Known in the transit industry as Smart Bus technology, ATMS is a high-tech system composed of a variety of hardware and software communication and fleet management tools.
While a major component of ATMS is its new radio communications component, ATMS also boasts new dispatch, vehicle location, passenger counting and Americans with Disabilities Act-compliant annunciator systems, as well as improved video camera capability.
The ATMS connects every bus in the Metro fleet to an array of radio antenna sites throughout the Metro service area and, in turn, is inter-connected through a Vehicle Area Network (VAN) that links all the various ATMS components together.
This works much the same way that a computer network operates in a business office to link desktop computer networks with common printers, scanners, fax machines and other shared equipment.
Video Surveillance System (VSS) is also part of the Phase II implementation. The VSS utilizes video camera technology on Metro buses to enhance the safety and well-being of both passengers and Metro employees.

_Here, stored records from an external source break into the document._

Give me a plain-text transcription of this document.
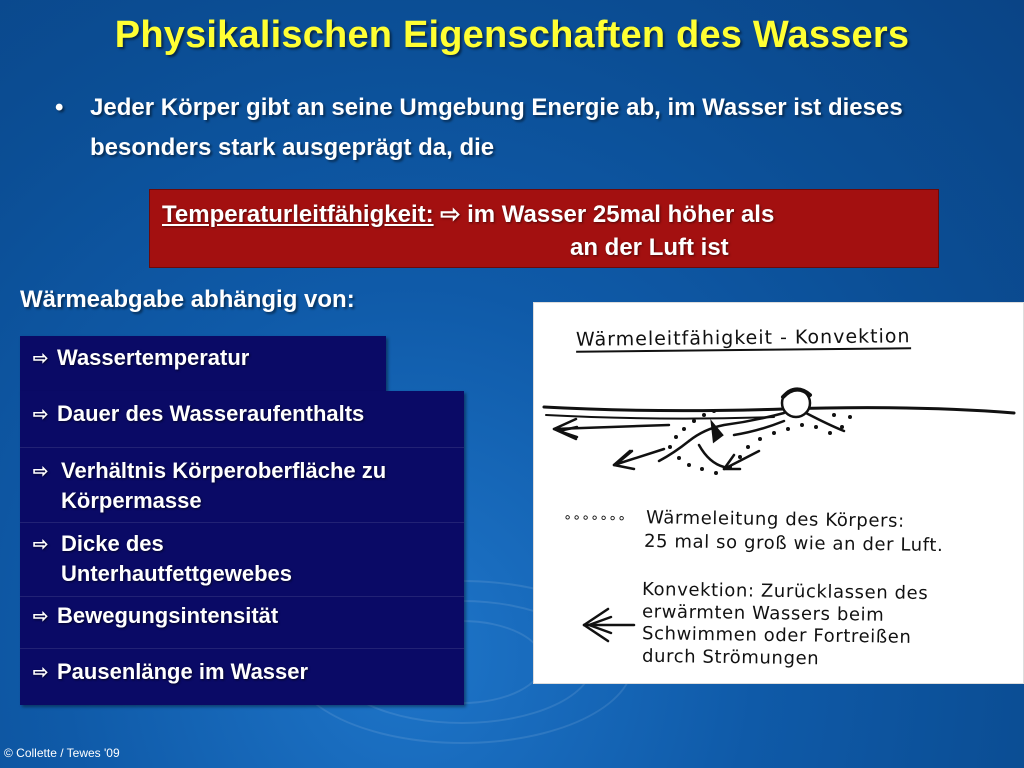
Physikalischen Eigenschaften des Wassers
•	Jeder Körper gibt an seine Umgebung Energie ab, im Wasser ist dieses besonders stark ausgeprägt da, die
Temperaturleitfähigkeit: ⇨ im Wasser 25mal höher als
an der Luft ist
Wärmeabgabe abhängig von:
⇨ Wassertemperatur
⇨ Dauer des Wasseraufenthalts
⇨ Verhältnis Körperoberfläche zu Körpermasse
⇨ Dicke des Unterhautfettgewebes
⇨ Bewegungsintensität
⇨ Pausenlänge im Wasser
Wärmeleitfähigkeit - Konvektion
°°°°°°° Wärmeleitung des Körpers:
25 mal so groß wie an der Luft.
Konvektion: Zurücklassen des
erwärmten Wassers beim
Schwimmen oder Fortreißen
durch Strömungen
© Collette / Tewes '09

The new Transit Radio System (TRS) uses three types of radios: data, which is used to transmit real-time fleet management and text-based radio messages; voice, used for all spoken communications; and Wide Area Network (WAN), which is utilized to transfer data files and system updates.
Computer Assisted Dispatch (CAD) is the array of highly advanced hardware and transit-specific software that make the TRS a powerful multi-featured communication and management tool.

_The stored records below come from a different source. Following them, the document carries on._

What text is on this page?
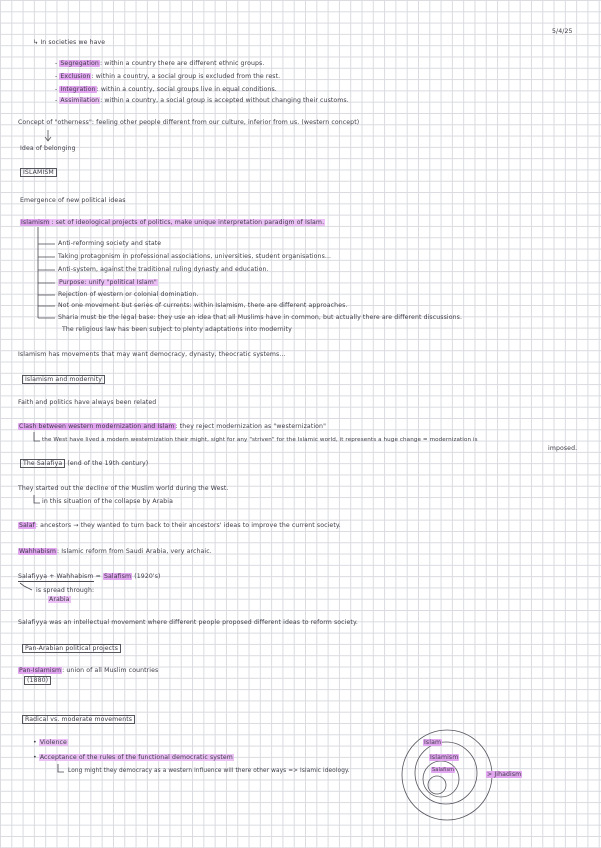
5/4/25
↳ In societies we have
- Segregation: within a country there are different ethnic groups.
- Exclusion: within a country, a social group is excluded from the rest.
- Integration: within a country, social groups live in equal conditions.
- Assimilation: within a country, a social group is accepted without changing their customs.
Concept of "otherness": feeling other people different from our culture, inferior from us. (western concept)
Idea of belonging
ISLAMISM
Emergence of new political ideas
Islamism : set of ideological projects of politics, make unique interpretation paradigm of Islam.
Anti-reforming society and state
Taking protagonism in professional associations, universities, student organisations...
Anti-system, against the traditional ruling dynasty and education.
Purpose: unify "political Islam"
Rejection of western or colonial domination.
Not one movement but series of currents: within Islamism, there are different approaches.
Sharia must be the legal base: they use an idea that all Muslims have in common, but actually there are different discussions.
The religious law has been subject to plenty adaptations into modernity
Islamism has movements that may want democracy, dynasty, theocratic systems...
Islamism and modernity
Faith and politics have always been related
Clash between western modernization and Islam: they reject modernization as "westernization"
the West have lived a modern westernization their might, sight for any "striven" for the Islamic world, it represents a huge change = modernization is
imposed.
The Salafiya (end of the 19th century)
They started out the decline of the Muslim world during the West.
in this situation of the collapse by Arabia
Salaf: ancestors → they wanted to turn back to their ancestors' ideas to improve the current society.
Wahhabism: Islamic reform from Saudi Arabia, very archaic.
Salafiyya + Wahhabism = Salafism (1920's)
is spread through:
Arabia
Salafiyya was an intellectual movement where different people proposed different ideas to reform society.
Pan-Arabian political projects
Pan-Islamism: union of all Muslim countries
(1880)
Radical vs. moderate movements
• Violence
• Acceptance of the rules of the functional democratic system
Long might they democracy as a western influence will there other ways => Islamic ideology.
Islam
Islamism
Salafism
> Jihadism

Metro's Automatic Vehicle Location (AVL) system uses the latest in Global Positioning Satellite (GPS) technology to track the routing and immediate location of every ATMS-equipped bus in its fleet.
Automatic Passenger Counting (APC) is used to quantitatively monitor passenger use of Metro's bus network and provide the agency with a critical component of the information needed to enhance and improve its bus services.

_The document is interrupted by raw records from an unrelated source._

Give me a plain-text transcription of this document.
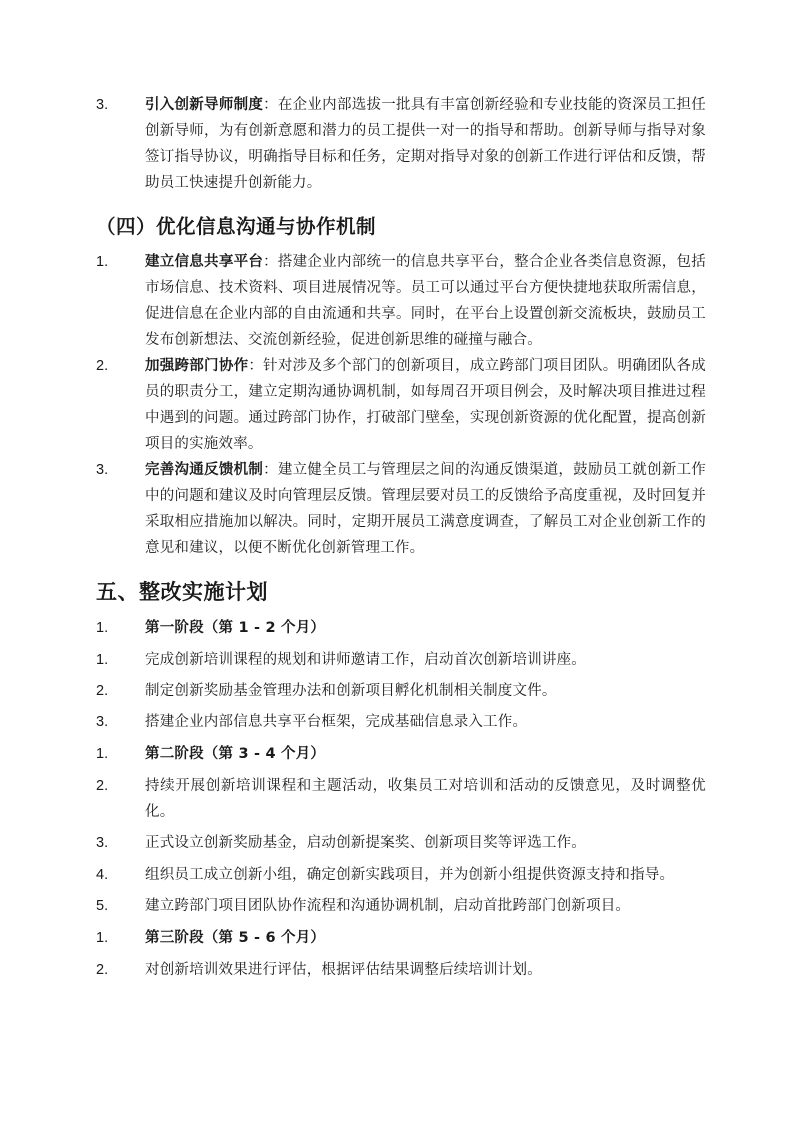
3.	引入创新导师制度：在企业内部选拔一批具有丰富创新经验和专业技能的资深员工担任创新导师，为有创新意愿和潜力的员工提供一对一的指导和帮助。创新导师与指导对象签订指导协议，明确指导目标和任务，定期对指导对象的创新工作进行评估和反馈，帮助员工快速提升创新能力。
（四）优化信息沟通与协作机制
1.	建立信息共享平台：搭建企业内部统一的信息共享平台，整合企业各类信息资源，包括市场信息、技术资料、项目进展情况等。员工可以通过平台方便快捷地获取所需信息，促进信息在企业内部的自由流通和共享。同时，在平台上设置创新交流板块，鼓励员工发布创新想法、交流创新经验，促进创新思维的碰撞与融合。
2.	加强跨部门协作：针对涉及多个部门的创新项目，成立跨部门项目团队。明确团队各成员的职责分工，建立定期沟通协调机制，如每周召开项目例会，及时解决项目推进过程中遇到的问题。通过跨部门协作，打破部门壁垒，实现创新资源的优化配置，提高创新项目的实施效率。
3.	完善沟通反馈机制：建立健全员工与管理层之间的沟通反馈渠道，鼓励员工就创新工作中的问题和建议及时向管理层反馈。管理层要对员工的反馈给予高度重视，及时回复并采取相应措施加以解决。同时，定期开展员工满意度调查，了解员工对企业创新工作的意见和建议，以便不断优化创新管理工作。
五、整改实施计划
1.	第一阶段（第 1 - 2 个月）
1.	完成创新培训课程的规划和讲师邀请工作，启动首次创新培训讲座。
2.	制定创新奖励基金管理办法和创新项目孵化机制相关制度文件。
3.	搭建企业内部信息共享平台框架，完成基础信息录入工作。
1.	第二阶段（第 3 - 4 个月）
2.	持续开展创新培训课程和主题活动，收集员工对培训和活动的反馈意见，及时调整优化。
3.	正式设立创新奖励基金，启动创新提案奖、创新项目奖等评选工作。
4.	组织员工成立创新小组，确定创新实践项目，并为创新小组提供资源支持和指导。
5.	建立跨部门项目团队协作流程和沟通协调机制，启动首批跨部门创新项目。
1.	第三阶段（第 5 - 6 个月）
2.	对创新培训效果进行评估，根据评估结果调整后续培训计划。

Sensors mounted in bus doorways count passengers boarding and exiting at the same time the corresponding information on bus stop location and time is acquired from the AVL system.
At the end of every day, the WAN is used to transfer the accumulated data from each bus to Metro’s central computer system for processing and reporting.
Automatic Voice Annuciation (AVA), part of Phase II and soon to be implemented, is designed to provide "Next Bus Stop" announcements for all Metro Bus passengers.
This capability is fully ADA-compliant and utilizes both audio (public address system) and visual (electronic message sign) technologies to communicate information to Metro bus riders.
The AVA system uses information from the AVL system and the AVA database to determine the appropriate wording and timing of both audio and visual announcemnets.